Notre objectif de travailler sur un objet syncrétique nous a fait réfléchir au choix d’un corpus qui pourrait nous fournir les textes verbaux et visuels, responsables pour l’organisation du plan du contenu et du plan de l’expression. Nous avons donc eu recours aux sites internets 220 . Dans le premier chapitre de la partie analyses, consacré à la construction verbale de l’objet, nous allons utiliser des textes (verbaux), qui sont des commentaires journalistiques issus de l’ensemble des sources mentionnées ci-dessus. Nous choisirons un certain nombre de mots-clés qui transforment le vêtement en objet de sens afin deconstituer un stock de terminologie suffisant pour organiser des catégories sémantiques (plan du contenu). Une fois le plan du contenu défini par la construction verbale (premier chapitre de la partie analyse), nous lui associerons le plan de l’expression pris en charge par : a) le plastique et plus précisément la synesthésie (deuxième chapitre de la partie analyse) et b) le rythme (troisième chapitre de la partie analyse). Dans les chapitres consacrés à la dimension plastique du vêtement, nous utiliserons les photogrammes des défilés disposés dans le même ordre chronologique que les séquences des défilés « réels ». Ces images-collections sont issues du site www.style.com . Nous sommes conscients que l’énergie, composante indispensable des défilés, est certainement perdue dans des images statiques. Cependant, la fidélité chronologique du « récit » du défilé, aussi bien que les raisons pratiques d’homogénéité verbale et visuelle nous aident à atteindre notre objectif : trouver les éléments qui servent à l’expression de la manifestation de la présence et proposer une typologie des maisons de couture. La comparaison des différentes marques sera ainsi fondée sur le caractère syncrétique de l’objet (visuel et verbal).

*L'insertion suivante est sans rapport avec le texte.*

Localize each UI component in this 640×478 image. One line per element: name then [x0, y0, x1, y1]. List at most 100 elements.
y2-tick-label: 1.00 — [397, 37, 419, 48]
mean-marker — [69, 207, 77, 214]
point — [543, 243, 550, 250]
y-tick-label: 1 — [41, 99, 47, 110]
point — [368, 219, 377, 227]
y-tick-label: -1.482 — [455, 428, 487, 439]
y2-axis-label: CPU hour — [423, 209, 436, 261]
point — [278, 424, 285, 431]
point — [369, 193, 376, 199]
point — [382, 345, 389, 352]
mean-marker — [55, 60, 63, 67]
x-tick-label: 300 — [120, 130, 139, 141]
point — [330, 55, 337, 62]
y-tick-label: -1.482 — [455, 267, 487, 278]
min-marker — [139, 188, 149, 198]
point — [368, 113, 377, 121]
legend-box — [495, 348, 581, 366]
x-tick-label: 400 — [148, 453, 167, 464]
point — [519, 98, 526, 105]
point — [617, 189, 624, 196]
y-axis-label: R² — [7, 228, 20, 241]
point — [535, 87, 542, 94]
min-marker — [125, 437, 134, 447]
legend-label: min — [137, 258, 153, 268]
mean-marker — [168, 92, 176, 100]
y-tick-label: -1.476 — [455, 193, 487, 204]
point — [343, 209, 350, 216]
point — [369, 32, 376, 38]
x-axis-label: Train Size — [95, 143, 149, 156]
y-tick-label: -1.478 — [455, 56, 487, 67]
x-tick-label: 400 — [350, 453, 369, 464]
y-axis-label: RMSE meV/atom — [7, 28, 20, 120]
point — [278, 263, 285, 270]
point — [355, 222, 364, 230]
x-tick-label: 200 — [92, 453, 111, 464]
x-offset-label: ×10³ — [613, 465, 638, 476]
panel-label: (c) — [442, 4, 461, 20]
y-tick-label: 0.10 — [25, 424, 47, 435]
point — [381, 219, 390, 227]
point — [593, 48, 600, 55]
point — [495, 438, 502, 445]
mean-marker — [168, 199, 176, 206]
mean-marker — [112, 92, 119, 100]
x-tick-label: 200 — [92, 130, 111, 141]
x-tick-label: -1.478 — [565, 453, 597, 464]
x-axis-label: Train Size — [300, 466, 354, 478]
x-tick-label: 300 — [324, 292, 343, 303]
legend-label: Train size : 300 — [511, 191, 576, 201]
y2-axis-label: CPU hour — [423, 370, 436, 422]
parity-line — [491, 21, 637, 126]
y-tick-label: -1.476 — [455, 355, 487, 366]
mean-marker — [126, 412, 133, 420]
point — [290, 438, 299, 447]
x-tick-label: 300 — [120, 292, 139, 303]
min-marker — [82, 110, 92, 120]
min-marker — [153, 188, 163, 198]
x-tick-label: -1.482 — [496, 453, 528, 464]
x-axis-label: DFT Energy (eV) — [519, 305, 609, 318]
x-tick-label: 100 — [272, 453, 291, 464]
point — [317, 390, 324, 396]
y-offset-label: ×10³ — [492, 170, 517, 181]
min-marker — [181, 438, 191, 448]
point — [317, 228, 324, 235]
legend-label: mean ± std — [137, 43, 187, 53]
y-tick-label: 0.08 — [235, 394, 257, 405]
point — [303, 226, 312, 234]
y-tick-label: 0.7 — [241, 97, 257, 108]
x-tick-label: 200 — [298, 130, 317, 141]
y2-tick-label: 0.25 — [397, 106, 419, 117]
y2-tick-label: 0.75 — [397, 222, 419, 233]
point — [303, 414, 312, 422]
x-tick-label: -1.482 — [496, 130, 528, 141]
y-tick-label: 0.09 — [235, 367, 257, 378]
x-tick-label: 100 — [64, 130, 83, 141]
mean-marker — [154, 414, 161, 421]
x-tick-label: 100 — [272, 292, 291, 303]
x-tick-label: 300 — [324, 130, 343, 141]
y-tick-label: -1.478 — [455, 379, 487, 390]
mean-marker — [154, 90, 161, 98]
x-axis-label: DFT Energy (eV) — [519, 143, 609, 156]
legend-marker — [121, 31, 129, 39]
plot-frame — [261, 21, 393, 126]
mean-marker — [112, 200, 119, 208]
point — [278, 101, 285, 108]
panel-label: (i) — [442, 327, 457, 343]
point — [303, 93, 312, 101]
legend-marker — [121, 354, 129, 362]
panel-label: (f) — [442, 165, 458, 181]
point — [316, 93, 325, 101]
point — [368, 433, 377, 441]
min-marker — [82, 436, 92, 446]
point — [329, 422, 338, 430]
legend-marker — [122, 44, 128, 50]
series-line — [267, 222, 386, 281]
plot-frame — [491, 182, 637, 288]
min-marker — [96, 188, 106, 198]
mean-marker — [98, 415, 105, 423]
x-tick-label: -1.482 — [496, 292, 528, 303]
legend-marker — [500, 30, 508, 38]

Peut être le live serait indispensable, mais la télé est également nécessaire, car elle donne accès à tout le monde et c’est ainsi une voie qui amène au rêve (les autres) et démontre aussi le caractère démocratique et popularisé.
Désormais, nous allons adopter l’appellation Dior pour Christian Dior, Gaultier pour Jean-Paul Gaultier, Lacroix pour Christian Lacroix et Ungaro pou Emanuel Ungaro et YSL pour Yves Saint Laurent.
Manque soit d’image, soit des commentaires suffisants sur les marques particulières.
Le hasard a fait que la période des défilés analysés coïncide avec le départ du grand maître de la haute couture, YSL, qui signale un moment clé pour l’avenir de l’institution.
Voir la liste des sites dans le premier chapitre de la deuxième partie.